话音未落,一个身穿锦衣身披披风的公子哥打扮的年轻男子撑着伞下了马车。
男子身后跟着一个同样撑着伞的年轻女子。
女子容貌清秀,明眉皓齿,是个小美人。
只是此时,美人愁容满面,眉间轻蹙,满是担忧地盯着前面的公子哥。
想劝对方上车,又心知对方不会听。一时真不知该如何是好。
公子哥几步便到了顾衍之的身边,他蹲下身子,干咳了几声,出声询问道:“这位公子,你能听的见吗?”

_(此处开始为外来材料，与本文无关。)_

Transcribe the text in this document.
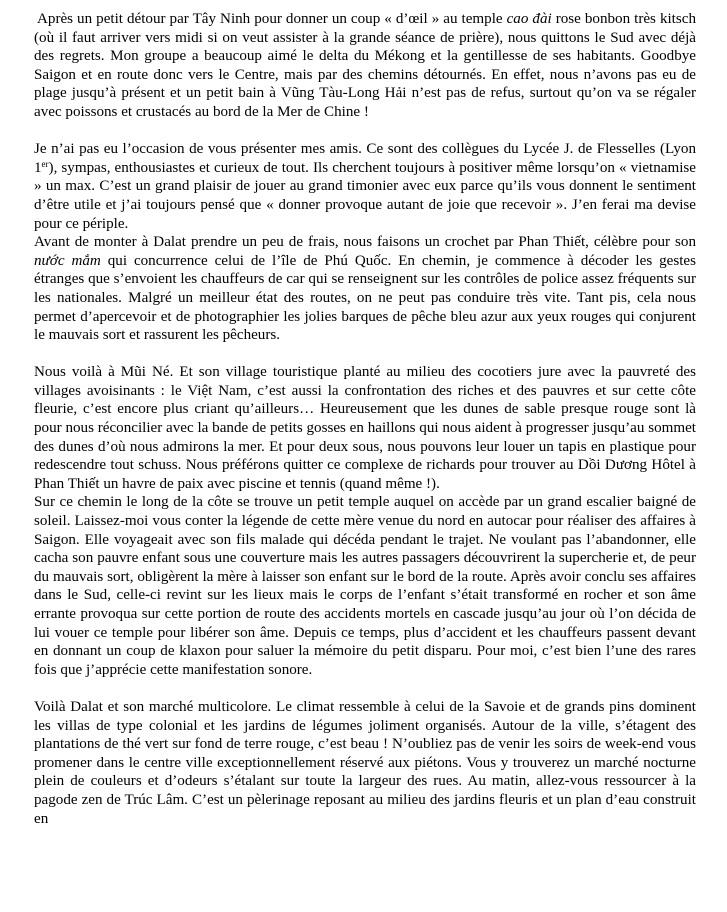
Après un petit détour par Tây Ninh pour donner un coup « d’œil » au temple cao đài rose bonbon très kitsch (où il faut arriver vers midi si on veut assister à la grande séance de prière), nous quittons le Sud avec déjà des regrets. Mon groupe a beaucoup aimé le delta du Mékong et la gentillesse de ses habitants. Goodbye Saigon et en route donc vers le Centre, mais par des chemins détournés. En effet, nous n’avons pas eu de plage jusqu’à présent et un petit bain à Vũng Tàu-Long Hải n’est pas de refus, surtout qu’on va se régaler avec poissons et crustacés au bord de la Mer de Chine !

Je n’ai pas eu l’occasion de vous présenter mes amis. Ce sont des collègues du Lycée J. de Flesselles (Lyon 1er), sympas, enthousiastes et curieux de tout. Ils cherchent toujours à positiver même lorsqu’on « vietnamise » un max. C’est un grand plaisir de jouer au grand timonier avec eux parce qu’ils vous donnent le sentiment d’être utile et j’ai toujours pensé que « donner provoque autant de joie que recevoir ». J’en ferai ma devise pour ce périple.

Avant de monter à Dalat prendre un peu de frais, nous faisons un crochet par Phan Thiết, célèbre pour son nước mắm qui concurrence celui de l’île de Phú Quốc. En chemin, je commence à décoder les gestes étranges que s’envoient les chauffeurs de car qui se renseignent sur les contrôles de police assez fréquents sur les nationales. Malgré un meilleur état des routes, on ne peut pas conduire très vite. Tant pis, cela nous permet d’apercevoir et de photographier les jolies barques de pêche bleu azur aux yeux rouges qui conjurent le mauvais sort et rassurent les pêcheurs.

Nous voilà à Mũi Né. Et son village touristique planté au milieu des cocotiers jure avec la pauvreté des villages avoisinants : le Việt Nam, c’est aussi la confrontation des riches et des pauvres et sur cette côte fleurie, c’est encore plus criant qu’ailleurs… Heureusement que les dunes de sable presque rouge sont là pour nous réconcilier avec la bande de petits gosses en haillons qui nous aident à progresser jusqu’au sommet des dunes d’où nous admirons la mer. Et pour deux sous, nous pouvons leur louer un tapis en plastique pour redescendre tout schuss. Nous préférons quitter ce complexe de richards pour trouver au Dồi Dương Hôtel à Phan Thiết un havre de paix avec piscine et tennis (quand même !).

Sur ce chemin le long de la côte se trouve un petit temple auquel on accède par un grand escalier baigné de soleil. Laissez-moi vous conter la légende de cette mère venue du nord en autocar pour réaliser des affaires à Saigon. Elle voyageait avec son fils malade qui décéda pendant le trajet. Ne voulant pas l’abandonner, elle cacha son pauvre enfant sous une couverture mais les autres passagers découvrirent la supercherie et, de peur du mauvais sort, obligèrent la mère à laisser son enfant sur le bord de la route. Après avoir conclu ses affaires dans le Sud, celle-ci revint sur les lieux mais le corps de l’enfant s’était transformé en rocher et son âme errante provoqua sur cette portion de route des accidents mortels en cascade jusqu’au jour où l’on décida de lui vouer ce temple pour libérer son âme. Depuis ce temps, plus d’accident et les chauffeurs passent devant en donnant un coup de klaxon pour saluer la mémoire du petit disparu. Pour moi, c’est bien l’une des rares fois que j’apprécie cette manifestation sonore.

Voilà Dalat et son marché multicolore. Le climat ressemble à celui de la Savoie et de grands pins dominent les villas de type colonial et les jardins de légumes joliment organisés. Autour de la ville, s’étagent des plantations de thé vert sur fond de terre rouge, c’est beau ! N’oubliez pas de venir les soirs de week-end vous promener dans le centre ville exceptionnellement réservé aux piétons. Vous y trouverez un marché nocturne plein de couleurs et d’odeurs s’étalant sur toute la largeur des rues. Au matin, allez-vous ressourcer à la pagode zen de Trúc Lâm. C’est un pèlerinage reposant au milieu des jardins fleuris et un plan d’eau construit en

顾衍之这时才仿佛悠悠转醒一般,睁开眼望了他一眼又紧跟着闭上了。
他“有气无力”地嚷嚷道:“听是能听得见,只是方才被你的马吓到,又生生摔了一跤,现在恐怕是动弹不了了。哎哟,当真痛煞我也……”
“啊?这该如何是好?”
秀姐儿原本见到顾衍之肮脏的衣衫和被泥水污浊的大半张脸后就没有什么好感,如今听到他说的那些话,更是气狠了去。
她语气不善地对公子哥说道:“少爷您可别听这泼皮无赖的话,他这是碰咱们的瓷儿呢,想从咱们这里讹诈银子!”
顾衍之一听就不干了。
他干脆坐起身,睁开眼,不客气地道:“你这小娘子说的什么话?诚然雨天路滑容易摔跤。可是我一路走来都没有摔过,怎么偏偏你家少爷的马车打这儿过我就摔跤了?这位公子,您若是不想担责任,只管驾着您的马车快些走。反正我不过烂命一条,痛死也好,被雨淋死也罢,那都是我的命,与您二位无关。”
顾衍之说着,手掌撑着地面艰难地想要起身。只是他似乎是真的痛狠了,折腾了半天也没法站起来,最后只得一屁|股坐在地上,无声地叹气。
“你也别捡着些酸话说,没人觉得你可怜。”秀姐儿冷哼一声,扯着公子哥的袖子往后拉:“公子,咱们快上车吧。”
不成想,那公子哥沉思片刻,竟挣开了她的手转头对车上的年二吩咐道:“年二,将他抱进马车里。”
“少爷!他真的是骗……”
“阿秀。”公子哥打断他的话,意味深长地说:“父亲尝尝告诫我,留门在外要多多与人为善,便也是与己为善。这位公子一看就是落魄了,帮他一遭又何妨?”